Naturalmente, forse anche per la presenza a Venezia, torna in mente l’intenso Sulla mia pelle di Alessio Cremonini, ispirato al caso Cucchi, che nel 2018 aprì la sezione Orizzonti della Mostra.

“Il film di Cremonini, che vidi insieme alla mia compagna dell’epoca, mi scosse tantissimo – dice Campagna – e mi spinse a informarmi di più sul tema degli omicidi da parte delle forze dell’ordine. Un giorno casualmente entrai in contatto con la famiglia di Rasman. Avevo visto un video su Youtube che raccontava la morte di Riccardo in maniera molto diversa dai report ufficiali e quindi scrissi all’autore di quel video che si rivelò essere proprio Giuliana, la sorella di Riccardo. Parlando con Giuliana ho percepito subito la sua voglia di raccontare la propria storia e mi è sembrato naturale proporle di incontrarci. Con Federico avevo un ottimo rapporto dai tempi del CSC e abbiamo deciso di intraprendere l’avventura insieme”.

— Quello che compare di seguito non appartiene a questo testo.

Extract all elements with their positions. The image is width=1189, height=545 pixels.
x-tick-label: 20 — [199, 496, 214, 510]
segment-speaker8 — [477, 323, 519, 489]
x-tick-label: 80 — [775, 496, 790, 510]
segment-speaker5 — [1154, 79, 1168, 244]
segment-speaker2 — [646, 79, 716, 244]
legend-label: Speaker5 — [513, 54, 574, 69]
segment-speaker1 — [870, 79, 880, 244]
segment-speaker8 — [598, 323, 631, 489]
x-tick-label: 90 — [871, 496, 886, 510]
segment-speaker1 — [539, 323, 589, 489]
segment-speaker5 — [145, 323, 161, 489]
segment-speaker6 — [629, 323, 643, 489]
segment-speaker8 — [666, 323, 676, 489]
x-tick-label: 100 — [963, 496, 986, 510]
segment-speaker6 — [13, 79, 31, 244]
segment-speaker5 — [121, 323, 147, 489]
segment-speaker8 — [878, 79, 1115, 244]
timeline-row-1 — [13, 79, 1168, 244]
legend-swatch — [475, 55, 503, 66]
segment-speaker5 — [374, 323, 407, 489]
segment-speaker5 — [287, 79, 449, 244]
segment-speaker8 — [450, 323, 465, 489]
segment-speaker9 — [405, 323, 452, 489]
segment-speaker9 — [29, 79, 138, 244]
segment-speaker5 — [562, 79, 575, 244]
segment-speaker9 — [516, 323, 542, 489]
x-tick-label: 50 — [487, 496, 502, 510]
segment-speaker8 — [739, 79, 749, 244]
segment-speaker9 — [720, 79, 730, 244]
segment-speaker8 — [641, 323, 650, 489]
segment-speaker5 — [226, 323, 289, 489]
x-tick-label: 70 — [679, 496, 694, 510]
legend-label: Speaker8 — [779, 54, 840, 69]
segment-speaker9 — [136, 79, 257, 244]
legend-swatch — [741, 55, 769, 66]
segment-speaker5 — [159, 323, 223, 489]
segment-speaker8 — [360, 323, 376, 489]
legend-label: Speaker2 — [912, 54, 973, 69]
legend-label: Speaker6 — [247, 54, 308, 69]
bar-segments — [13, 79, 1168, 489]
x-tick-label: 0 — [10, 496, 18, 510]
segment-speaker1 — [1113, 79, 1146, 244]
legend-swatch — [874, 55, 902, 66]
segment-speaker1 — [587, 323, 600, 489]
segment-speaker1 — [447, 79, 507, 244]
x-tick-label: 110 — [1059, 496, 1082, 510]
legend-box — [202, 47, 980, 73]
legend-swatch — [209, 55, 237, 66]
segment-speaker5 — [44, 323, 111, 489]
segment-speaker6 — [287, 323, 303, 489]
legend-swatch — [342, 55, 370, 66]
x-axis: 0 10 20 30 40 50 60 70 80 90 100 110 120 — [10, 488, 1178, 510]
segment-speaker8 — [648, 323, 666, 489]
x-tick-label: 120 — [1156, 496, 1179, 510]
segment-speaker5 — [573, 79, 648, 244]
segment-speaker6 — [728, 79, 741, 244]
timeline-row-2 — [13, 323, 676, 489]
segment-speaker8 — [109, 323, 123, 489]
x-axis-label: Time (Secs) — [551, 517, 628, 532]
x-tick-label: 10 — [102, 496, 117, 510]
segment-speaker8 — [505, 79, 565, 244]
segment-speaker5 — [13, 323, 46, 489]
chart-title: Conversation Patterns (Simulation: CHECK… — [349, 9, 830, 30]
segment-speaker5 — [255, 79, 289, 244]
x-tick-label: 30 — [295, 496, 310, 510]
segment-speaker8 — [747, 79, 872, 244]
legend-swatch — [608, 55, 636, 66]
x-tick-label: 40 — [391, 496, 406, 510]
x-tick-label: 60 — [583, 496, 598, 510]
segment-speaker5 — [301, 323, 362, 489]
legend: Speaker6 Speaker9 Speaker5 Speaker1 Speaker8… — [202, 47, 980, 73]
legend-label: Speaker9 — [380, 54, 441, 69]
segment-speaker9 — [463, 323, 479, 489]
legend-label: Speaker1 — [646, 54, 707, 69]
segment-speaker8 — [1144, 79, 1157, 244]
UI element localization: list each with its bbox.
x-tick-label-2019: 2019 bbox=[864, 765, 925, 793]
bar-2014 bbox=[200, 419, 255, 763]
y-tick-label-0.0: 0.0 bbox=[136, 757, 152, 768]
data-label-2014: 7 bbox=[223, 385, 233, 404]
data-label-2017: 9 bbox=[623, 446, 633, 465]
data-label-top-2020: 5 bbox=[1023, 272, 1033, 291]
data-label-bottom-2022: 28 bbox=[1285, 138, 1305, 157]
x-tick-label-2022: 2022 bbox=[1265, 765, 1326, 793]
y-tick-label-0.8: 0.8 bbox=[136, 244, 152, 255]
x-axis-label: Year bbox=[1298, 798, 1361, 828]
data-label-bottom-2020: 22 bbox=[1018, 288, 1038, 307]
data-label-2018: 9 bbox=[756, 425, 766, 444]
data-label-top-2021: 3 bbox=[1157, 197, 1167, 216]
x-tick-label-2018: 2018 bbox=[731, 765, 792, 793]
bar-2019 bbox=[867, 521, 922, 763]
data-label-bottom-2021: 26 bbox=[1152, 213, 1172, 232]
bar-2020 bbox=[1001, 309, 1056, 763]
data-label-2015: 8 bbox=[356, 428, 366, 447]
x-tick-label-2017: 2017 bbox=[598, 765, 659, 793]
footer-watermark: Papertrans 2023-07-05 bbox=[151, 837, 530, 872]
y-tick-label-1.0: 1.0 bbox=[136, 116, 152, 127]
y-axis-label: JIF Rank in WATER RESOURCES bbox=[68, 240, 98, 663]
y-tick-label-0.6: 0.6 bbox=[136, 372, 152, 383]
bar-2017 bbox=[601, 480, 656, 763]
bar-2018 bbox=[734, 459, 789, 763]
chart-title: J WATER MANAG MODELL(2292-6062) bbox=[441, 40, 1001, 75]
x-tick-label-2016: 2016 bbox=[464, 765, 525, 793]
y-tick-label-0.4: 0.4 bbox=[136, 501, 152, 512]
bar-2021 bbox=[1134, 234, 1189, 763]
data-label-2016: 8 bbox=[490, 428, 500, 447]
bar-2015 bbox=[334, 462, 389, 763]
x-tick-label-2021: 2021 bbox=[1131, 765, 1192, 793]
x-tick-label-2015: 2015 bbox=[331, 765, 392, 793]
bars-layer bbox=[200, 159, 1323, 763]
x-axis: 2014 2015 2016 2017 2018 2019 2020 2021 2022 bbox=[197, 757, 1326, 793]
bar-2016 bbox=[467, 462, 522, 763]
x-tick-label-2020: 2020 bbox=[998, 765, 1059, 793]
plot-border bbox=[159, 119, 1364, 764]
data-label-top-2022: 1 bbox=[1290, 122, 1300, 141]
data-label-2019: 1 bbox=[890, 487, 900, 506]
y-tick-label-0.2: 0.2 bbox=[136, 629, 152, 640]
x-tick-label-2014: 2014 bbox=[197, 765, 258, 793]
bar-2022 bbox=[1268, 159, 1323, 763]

“Il caso – prosegue Savonitto – non mi era giunto alle orecchie nonostante nel 2006 io mi trovassi a Trieste per concludere i miei studi universitari, e nonostante la tematica mi stesse già allora molto a cuore. Dieci anni prima, nel ’96, era stato ucciso un ragazzo di San Vito al Tagliamento – Michail Piotr Tracanelli – dalla Polizia, e in quel caso non era stata fatta luce sulle responsabilità: io che in quegli anni ero iscritto al Liceo Scientifico della stessa cittadina e che frequentavo lo stesso giro di Michail, rimasi sconvolto, e decisi di scrivere la mia prima canzone su quell’ingiustizia. All’inizio abbiamo iniziato a frequentare i Rasman soprattutto per documentarci, e pensavamo fosse necessario, per rispettare la complessità della storia, utilizzare un linguaggio il più possibile composito: avevamo immaginato delle interviste per approfondire temi come il nonnismo, la migrazione istriana, la malattia mentale in una città come Trieste. Per un periodo breve abbiamo continuato di pari passo a seguire la quotidianità dei Rasman e altre piste parallele, che si sarebbero espresse attraverso l’intervista, ma anche attraverso un utilizzo del repertorio che immaginavamo come esplicativo di alcune tematiche importanti. Durante quel periodo anche l’ipotesi di metterci in scena come registi che entravano in contatto con il mondo dei Rasman ci sembrava potesse essere la scelta giusta. Mano a mano che conoscevamo persone esterne alla famiglia, facevamo ricerca e scrivevamo, ci siamo resi conto che la vera forza del film risiedeva nella vita quotidiana dei Rasman, nella dignità con cui vivevano il loro dolore, nelle loro fatiche, nei loro volti e, perché no, nel loro linguaggio”.